The Dan Rather "black hole," as it has become known in news circles, is probably one of the most unusual things to have happened in television.
This is what took place. Dan was down in Miami to cover the pope and anchor the "CBS Evening News." To Dan's chagrin CBS Sports was broadcasting a whale of a tennis match between lady stars Lori McNeil and Steffi Graf. Dan was informed that the "Evening News" might have to be cut to make time for the tennis. Rather was furious and said if CBS Sports cut into his show, then CBS Sports could do all the news that evening.
It was a standoff until 6:30 rolled around and Rather was told he had to hold off on the pope until the tennis game was over. Dan, in fury, took off his mike and walked out of the studio to call his boss in New York.
Now it gets interesting. While Rather was in the hall the tennis match ended. But there was nobody in the studio to present the evening news. So CBS went to black -- pitch black -- while CBS network executives from New York to Key Biscayne were screaming at each other, "My TV set is on the fritz!" After six minutes of blackness Dan came back on the air with an upbeat report on the pope. But it was too late.

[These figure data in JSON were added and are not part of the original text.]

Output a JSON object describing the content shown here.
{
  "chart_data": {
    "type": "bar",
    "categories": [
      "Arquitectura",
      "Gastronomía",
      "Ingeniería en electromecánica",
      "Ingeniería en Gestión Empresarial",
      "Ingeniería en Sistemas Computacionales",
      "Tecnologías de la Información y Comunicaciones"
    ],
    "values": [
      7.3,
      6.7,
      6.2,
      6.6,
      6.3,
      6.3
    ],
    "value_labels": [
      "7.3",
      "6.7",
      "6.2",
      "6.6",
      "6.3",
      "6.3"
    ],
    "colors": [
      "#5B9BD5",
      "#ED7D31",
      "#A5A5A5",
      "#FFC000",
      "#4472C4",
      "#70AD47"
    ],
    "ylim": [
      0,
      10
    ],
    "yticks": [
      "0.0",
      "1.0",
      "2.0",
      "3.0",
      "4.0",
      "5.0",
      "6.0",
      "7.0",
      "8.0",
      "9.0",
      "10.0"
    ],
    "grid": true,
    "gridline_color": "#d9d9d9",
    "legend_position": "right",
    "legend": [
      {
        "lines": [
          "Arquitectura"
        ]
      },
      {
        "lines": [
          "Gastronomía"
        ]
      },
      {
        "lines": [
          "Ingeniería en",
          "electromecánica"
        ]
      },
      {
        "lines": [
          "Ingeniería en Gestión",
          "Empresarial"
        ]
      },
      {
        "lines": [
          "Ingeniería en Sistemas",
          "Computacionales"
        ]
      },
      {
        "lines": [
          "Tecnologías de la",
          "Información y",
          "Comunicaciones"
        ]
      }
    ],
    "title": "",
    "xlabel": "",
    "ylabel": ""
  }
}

Ever since that night, known as "Black Friday at Black Rock," the CBS brass have been scratching their heads trying to figure out what happened and what can be done about it. Chairman of the Board Larry Tisch said, "This will never happen again." Howard Stringer, the CBS News president, said it even more strongly: "This will never happen again!" Three thousand CBS executives opened their windows and shouted, "This will never happen again!!"
It is one thing to say it, but another to actually do something constructive.
A source at CBS told me that one of the ideas the executives came up with is to station a pit bull by Rather's desk. Every time Dan makes a move toward the door the bull will start chewing his leg.
Another idea, in case the pit bull doesn't work out, is to put Rather in chains in the control booth with Diane Sawyer holding the key.
A news producer wants to let Dan sit in the umpire's chair at the tennis open and adjudicate the match on center court. Hopefully, by calling the matches, Rather will develop as much interest in tennis as he has in Afghanistan. It will also give him an opportunity to go straight from McEnroe to Judge Bork without a break.
A TV expert on black holes has come up with voiceover audio tapes that would automatically start playing if CBS screens all over America darkened. The voice would say, "Don't turn the dial. You are now watching George Bush campaigning in a West Virginia coal mine." Or, "The blackness you now see on your screen is a picture of the U.S. Supreme Court from the neck down."
Whether CBS will resort to any of these strategies is not known at this time. Rather feels terrible about the blackout and as penance has offered to wear tennis sweaters every night on his show.
To make matters a lot worse, Nielsen took a survey and discovered that 25 percent of the viewers would want to watch women's tennis, 20 percent said they would rather tune in to the "Evening News" and 55 percent said if they had a choice they would prefer to stare at a black screen.